The Directed Transfer Function (DTF) and the Partial Directed Coherence (PDC) are frequency-domain estimators, based on the multivariate autoregressive modelling (MVAR) of time series, that are able to describe interactions between cortical areas in terms of the concept of Granger causality. However, the classical estimation of these methods requires the stationary of the signals. In this way, transient pathways of information transfer remains hidden. The objective of this study is to test a time-varying multivariate method for the estimation of rapidly changing connectivity relationships between cortical areas of the human brain, based on DTF/PDC and on the use of adaptive MVAR modelling (AMVAR). This approach will allow the observation of transient influences between the cortical areas during the execution of a task. Time-varying DTF and PDC were obtained by the adaptive recursive fit of an MVAR model with time-dependent parameters, by means of a generalized recursive least-square (RLS) algorithm, taking into consideration a set of EEG epochs. Simulations were performed under different levels of Signal to Noise Ratio (SNR), number of trials (TRIALS) and frequency bands (BAND), and of different values of the RLS adaptation factor adopted (factor C). The results indicated that time-varying DTF and PDC are able to estimate correctly the imposed connectivity patterns under reasonable operative conditions of SNR ad number of trials. Moreover, the capability of follow the rapid changes in connectivity is highly increased by the number of trials at disposal, and by the right choice of the value adopted for the adaptation factor C. The results of the simulation study indicate that DTF and PDC computed on adaptive MVAR can be effectively used to estimate time-varying patterns of functional connectivity between cortical activations, under general conditions met in practical EEG recordings.

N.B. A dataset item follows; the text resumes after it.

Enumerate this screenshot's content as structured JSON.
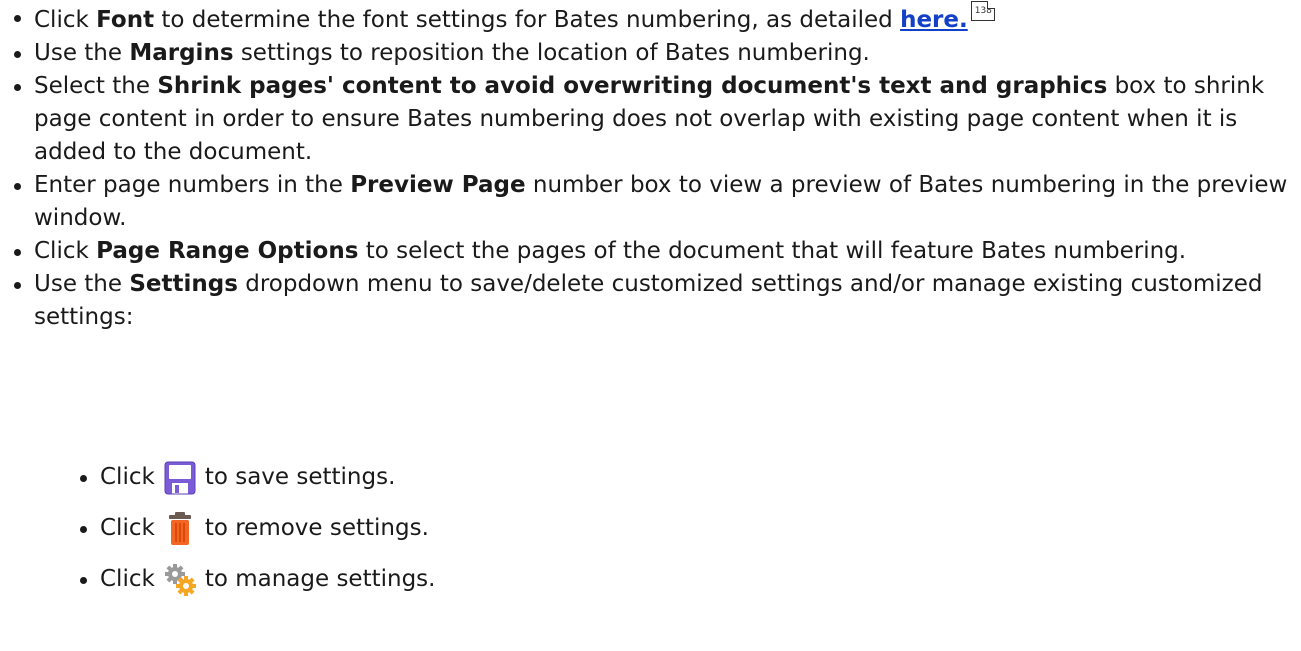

定向传递函数(DTF)和偏定向相干性(PDC)是频域估计器,基于时间序列的多元自回归建模(MVAR),能够根据格兰杰因果关系的概念描述皮层区域之间的相互作用。然而,这些方法的经典估计需要信号的平稳性。这样一来,信息传递的瞬态路径就仍然隐藏着。本研究的目的是测试一种时变多元方法,用于基于DTF/PDC和自适应MVAR建模(AMVAR)的使用来估计人类大脑皮层区域之间快速变化的连接关系。这种方法将允许观察任务执行期间皮层区域之间的瞬态影响。时变DTF和PDC是通过使用广义递归最小二乘(RLS)算法,对具有时间相关参数的MVAR模型进行自适应递归拟合而获得的,同时考虑了一组脑电图片段。在不同的信噪比(SNR)、试验次数(TRIALS)和频段(BAND)水平下,以及采用的RLS自适应因子(因子C)的不同值下进行了模拟。结果表明,在合理的SNR和试验次数操作条件下,时变DTF和PDC能够正确估计所施加的连接模式。此外,可支配的试验次数以及自适应因子C所采用值的正确选择极大地提高了跟踪连接快速变化的能力。模拟研究结果表明,在实际脑电图记录中遇到的一般条件下,基于自适应MVAR计算的DTF和PDC可有效地用于估计皮层激活之间功能连接的时变模式。